Jain, Sakshi and Presto, Albert A. and Zimmerman, Naomi
Environmental Science & Technology: in press.
Publication year: 2021

Abstract: Previous studies have characterized spatial patterns of pollution with land use regression (LUR) models from distributed passive or filter samplers at low temporal resolution. Large-scale deployment of low-cost sensors (LCS), which typically sample in real time, may enable time-resolved or real-time modeling of concentration surfaces. The aim of this study was to develop spatiotemporal models of PM2.5, NO2, and CO using an LCS network in Pittsburgh, Pennsylvania. We modeled daily average concentrations in August 2016–December 2017 across 50 sites. Land use variables included 13 time-independent (e.g., elevation) and time-dependent (e.g., temperature) predictors. We examined two models: LUR and a machine-learning-enabled land use model (land use random forest, LURF).
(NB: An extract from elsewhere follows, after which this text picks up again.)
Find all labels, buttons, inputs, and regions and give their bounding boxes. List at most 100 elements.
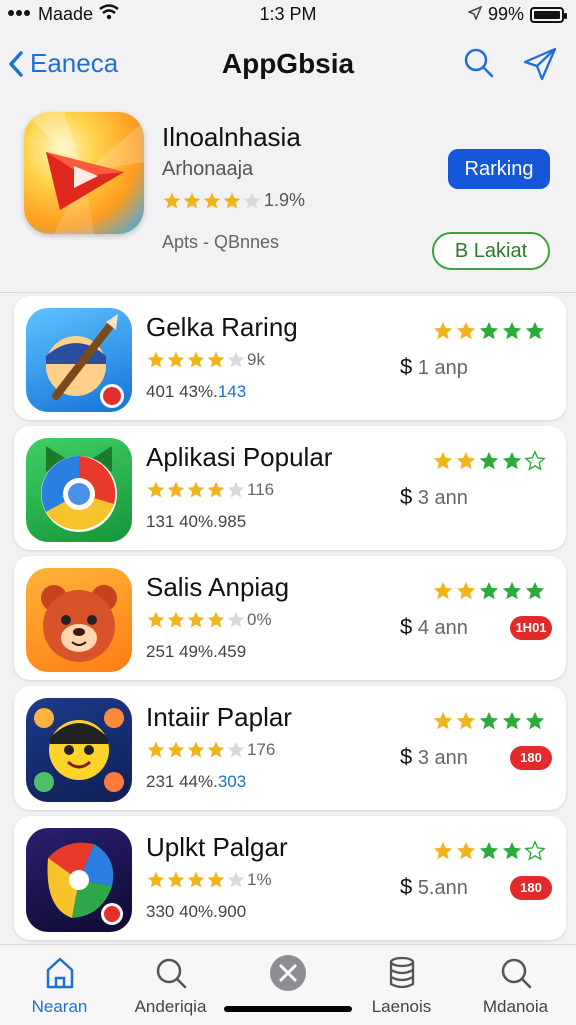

The LURF models outperformed LUR models, with increase in the average externally cross-validated R2 of 0.10–0.19. Using wavelet decomposition to separate short-lived events from the regional background, we also created time-decomposed LUR and LURF models. Compared to the standard model, this resulted in improvement in R2 of up to 0.14. The time-decomposed models were more influenced by spatial parameters. Mapping our models across Allegheny County, we observed that time-decomposed LURF models created robust PM2.5 predictions, suggesting that this approach may improve our ability to map air pollutants at high spatiotemporal resolution.